Gerechtshof Leeuwarden

Datum uitspraak
4 oktober 2002
Publicatiedatum
4 april 2013
Zaaknummer
BK 68/02
Instantie
Gerechtshof Leeuwarden
Type
Uitspraak
Procedures
  • Eerste aanleg - enkelvoudig
Rechters
  • Wolt, raadsheer-plaatsvervanger
  • De Jong, griffier
Vindplaatsen
  • Rechtspraak.nl
AI samenvatting door LexboostAutomatisch gegenereerd

Beroep tegen leges opgelegd voor bouwaanvraag en de rechtsgeldigheid daarvan

Op 4 oktober 2002 heeft het Gerechtshof te Leeuwarden uitspraak gedaan in een zaak waarin de heer X, belanghebbende, in beroep ging tegen een beslissing van het hoofd van de afdeling middelen van de gemeente Franekeradeel. De zaak betreft de leges die aan belanghebbende zijn opgelegd voor een bouwaanvraag die hij had ingediend voor de onroerende zaak aan de a-straat 14 te L. Het hoofd had de leges vastgesteld op ƒ 105,--, welke beslissing door belanghebbende werd betwist.

De procedure begon met een bezwaarschrift van belanghebbende tegen de leges die hem waren opgelegd. Het bezwaar werd ongegrond verklaard door het hoofd op 17 december 2001. Hierop heeft belanghebbende op 8 januari 2002 beroep ingesteld bij het Gerechtshof. De mondelinge behandeling vond plaats op 29 juli 2002, waarbij belanghebbende aanwezig was, maar het hoofd niet. Het hof heeft op 12 augustus 2002 een mondelinge uitspraak gedaan, waarna belanghebbende verzocht heeft om een schriftelijke uitspraak.

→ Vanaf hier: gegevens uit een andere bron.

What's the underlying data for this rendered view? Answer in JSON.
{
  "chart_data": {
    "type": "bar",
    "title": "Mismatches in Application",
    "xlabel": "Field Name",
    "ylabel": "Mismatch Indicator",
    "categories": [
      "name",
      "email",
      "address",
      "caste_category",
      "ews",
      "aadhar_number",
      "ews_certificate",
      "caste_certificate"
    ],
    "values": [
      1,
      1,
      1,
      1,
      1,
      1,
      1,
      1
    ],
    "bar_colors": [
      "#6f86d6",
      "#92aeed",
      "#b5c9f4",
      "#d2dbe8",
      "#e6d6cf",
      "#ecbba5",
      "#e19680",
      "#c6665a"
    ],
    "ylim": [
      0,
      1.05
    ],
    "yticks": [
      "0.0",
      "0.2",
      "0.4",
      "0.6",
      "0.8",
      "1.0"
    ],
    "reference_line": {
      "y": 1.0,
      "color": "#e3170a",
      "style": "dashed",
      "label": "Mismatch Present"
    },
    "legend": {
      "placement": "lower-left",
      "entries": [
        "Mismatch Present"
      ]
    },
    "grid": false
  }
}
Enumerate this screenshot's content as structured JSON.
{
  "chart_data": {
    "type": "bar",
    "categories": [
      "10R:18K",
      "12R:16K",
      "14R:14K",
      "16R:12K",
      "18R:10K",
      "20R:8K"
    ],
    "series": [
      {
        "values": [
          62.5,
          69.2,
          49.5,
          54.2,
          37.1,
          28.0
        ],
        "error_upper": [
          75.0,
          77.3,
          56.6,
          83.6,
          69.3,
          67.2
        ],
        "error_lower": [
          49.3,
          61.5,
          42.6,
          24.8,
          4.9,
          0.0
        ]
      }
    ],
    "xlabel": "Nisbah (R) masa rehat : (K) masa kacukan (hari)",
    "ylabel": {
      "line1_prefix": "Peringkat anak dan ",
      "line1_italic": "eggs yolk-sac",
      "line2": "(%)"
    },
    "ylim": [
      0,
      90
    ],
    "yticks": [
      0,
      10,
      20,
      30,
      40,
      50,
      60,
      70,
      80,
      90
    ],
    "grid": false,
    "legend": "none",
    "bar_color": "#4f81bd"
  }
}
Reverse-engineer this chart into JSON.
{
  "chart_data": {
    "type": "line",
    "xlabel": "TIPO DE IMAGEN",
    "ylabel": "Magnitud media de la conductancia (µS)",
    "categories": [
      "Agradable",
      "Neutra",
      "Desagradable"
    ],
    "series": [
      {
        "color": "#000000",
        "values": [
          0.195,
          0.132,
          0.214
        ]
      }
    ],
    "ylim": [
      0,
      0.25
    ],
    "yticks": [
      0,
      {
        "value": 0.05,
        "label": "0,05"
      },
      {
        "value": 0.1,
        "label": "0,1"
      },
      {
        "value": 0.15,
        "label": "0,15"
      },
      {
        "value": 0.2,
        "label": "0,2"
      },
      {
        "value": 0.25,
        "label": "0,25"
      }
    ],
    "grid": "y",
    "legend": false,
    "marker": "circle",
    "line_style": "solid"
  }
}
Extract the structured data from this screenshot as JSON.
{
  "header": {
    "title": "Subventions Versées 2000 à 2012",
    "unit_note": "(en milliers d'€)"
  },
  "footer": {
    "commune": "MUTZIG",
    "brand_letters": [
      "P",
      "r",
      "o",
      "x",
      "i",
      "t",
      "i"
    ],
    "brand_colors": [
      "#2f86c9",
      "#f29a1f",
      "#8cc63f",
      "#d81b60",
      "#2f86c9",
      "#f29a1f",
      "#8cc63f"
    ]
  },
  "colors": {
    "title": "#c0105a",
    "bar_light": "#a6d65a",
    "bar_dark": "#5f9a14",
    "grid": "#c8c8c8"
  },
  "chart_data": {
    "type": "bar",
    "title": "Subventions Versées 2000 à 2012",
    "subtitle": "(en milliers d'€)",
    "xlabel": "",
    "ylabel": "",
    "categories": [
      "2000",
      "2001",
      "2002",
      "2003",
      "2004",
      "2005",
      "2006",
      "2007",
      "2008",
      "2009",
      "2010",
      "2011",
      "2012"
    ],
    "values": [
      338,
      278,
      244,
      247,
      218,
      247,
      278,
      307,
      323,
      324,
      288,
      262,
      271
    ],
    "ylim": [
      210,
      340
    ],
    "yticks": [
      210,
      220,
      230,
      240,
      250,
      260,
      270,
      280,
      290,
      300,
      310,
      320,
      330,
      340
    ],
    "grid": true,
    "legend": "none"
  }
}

In de uitspraak overweegt het hof dat de leges zijn vastgesteld in overeenstemming met de Legesverordening 1996. Belanghebbende had in 2001 een bouwaanvraag ingediend, maar deze later ingetrokken. Het hof oordeelt dat de redenen van belanghebbende voor het indienen en intrekken van de bouwaanvraag niet afdoen aan de verschuldigdheid van de leges. Het hof verklaart het beroep ongegrond en wijst erop dat er geen termen zijn voor een veroordeling in de proceskosten.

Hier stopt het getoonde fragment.